Стихотворение "Обсерватория. Туманность Андромеды" и "Великая туманность" — первая глава "Странников ночи" — связаны. Потому, видимо, в те же дни, когда написалось стихотворение, он принялся восстанавливать, воссоздавать начало романа. Но надежда, что рукопись романа хранится где-то в недрах Лубянки вместе с его "Делом", теплилась, и продолжать он не стал, подступали новые замыслы.
В стихах 50–го года он вновь прошел кругами своей жизни — московское детство, блуждания юности, трубчевские дороги, странствия ночами тридцатых, война… Прежние стихи, дописываясь, в новых циклах — кругах соединяли вчерашнее с сегодняшним, становились частью нового целого. "Концепция" "Розы Мира" вырастала из тех же кругов, из ожиданий прорывов "космического сознания"… Все, о чем он писал, не сочинено, а прожито и пережито — все "путешествия сознания" тюремными ночами, все видения. Личное становилось "космическим"… Мучительный круг темных искусов юности заново пройден в трех циклах "Материалов к поэме "Дуггур"" в те же 50–е.

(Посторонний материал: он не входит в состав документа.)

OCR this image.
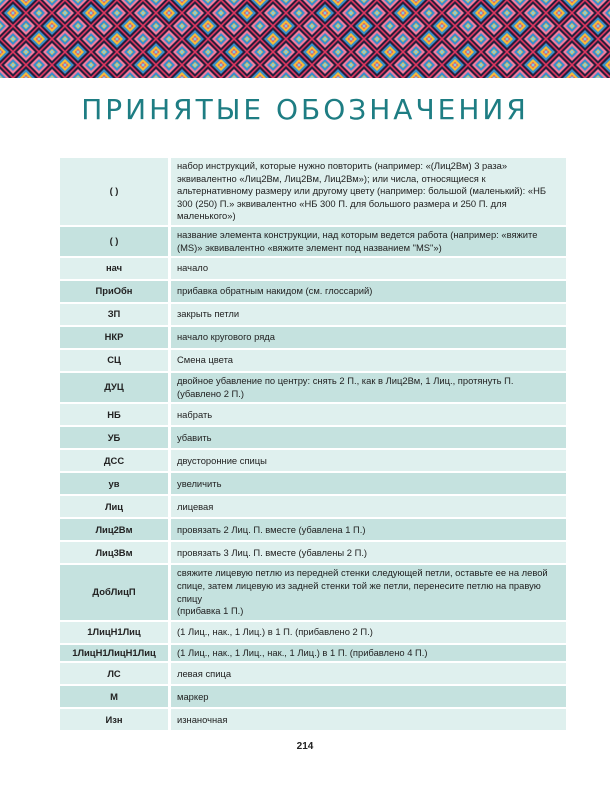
ПРИНЯТЫЕ ОБОЗНАЧЕНИЯ
( )	набор инструкций, которые нужно повторить (например: «(Лиц2Вм) 3 раза» эквивалентно «Лиц2Вм, Лиц2Вм, Лиц2Вм»); или числа, относящиеся к альтернативному размеру или другому цвету (например: большой (маленький): «НБ 300 (250) П.» эквивалентно «НБ 300 П. для большого размера и 250 П. для маленького»)
( )	название элемента конструкции, над которым ведется работа (например: «вяжите (MS)» эквивалентно «вяжите элемент под названием "MS"»)
нач	начало
ПриОбн	прибавка обратным накидом (см. глоссарий)
ЗП	закрыть петли
НКР	начало кругового ряда
СЦ	Смена цвета
ДУЦ	двойное убавление по центру: снять 2 П., как в Лиц2Вм, 1 Лиц., протянуть П. (убавлено 2 П.)
НБ	набрать
УБ	убавить
ДСС	двусторонние спицы
ув	увеличить
Лиц	лицевая
Лиц2Вм	провязать 2 Лиц. П. вместе (убавлена 1 П.)
Лиц3Вм	провязать 3 Лиц. П. вместе (убавлены 2 П.)
ДобЛицП	свяжите лицевую петлю из передней стенки следующей петли, оставьте ее на левой спице, затем лицевую из задней стенки той же петли, перенесите петлю на правую спицу
(прибавка 1 П.)
1ЛицН1Лиц	(1 Лиц., нак., 1 Лиц.) в 1 П. (прибавлено 2 П.)
1ЛицН1ЛицН1Лиц	(1 Лиц., нак., 1 Лиц., нак., 1 Лиц.) в 1 П. (прибавлено 4 П.)
ЛС	левая спица
М	маркер
Изн	изнаночная
214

Написанная в конце года "Симфония городского дня" стала самым выразительным, может быть, в русской поэзии изображением сталинской Москвы, ее советского карнавала. Эту поэму он чаще всего читал сокамерникам. Слушатели воспринимали ее, как и цикл "Святые камни", по — разному. Он оставил горестную заметку в одной из тюремных тетрадей:
"Улавливают традицию: "Все русские поэты писали о Москве".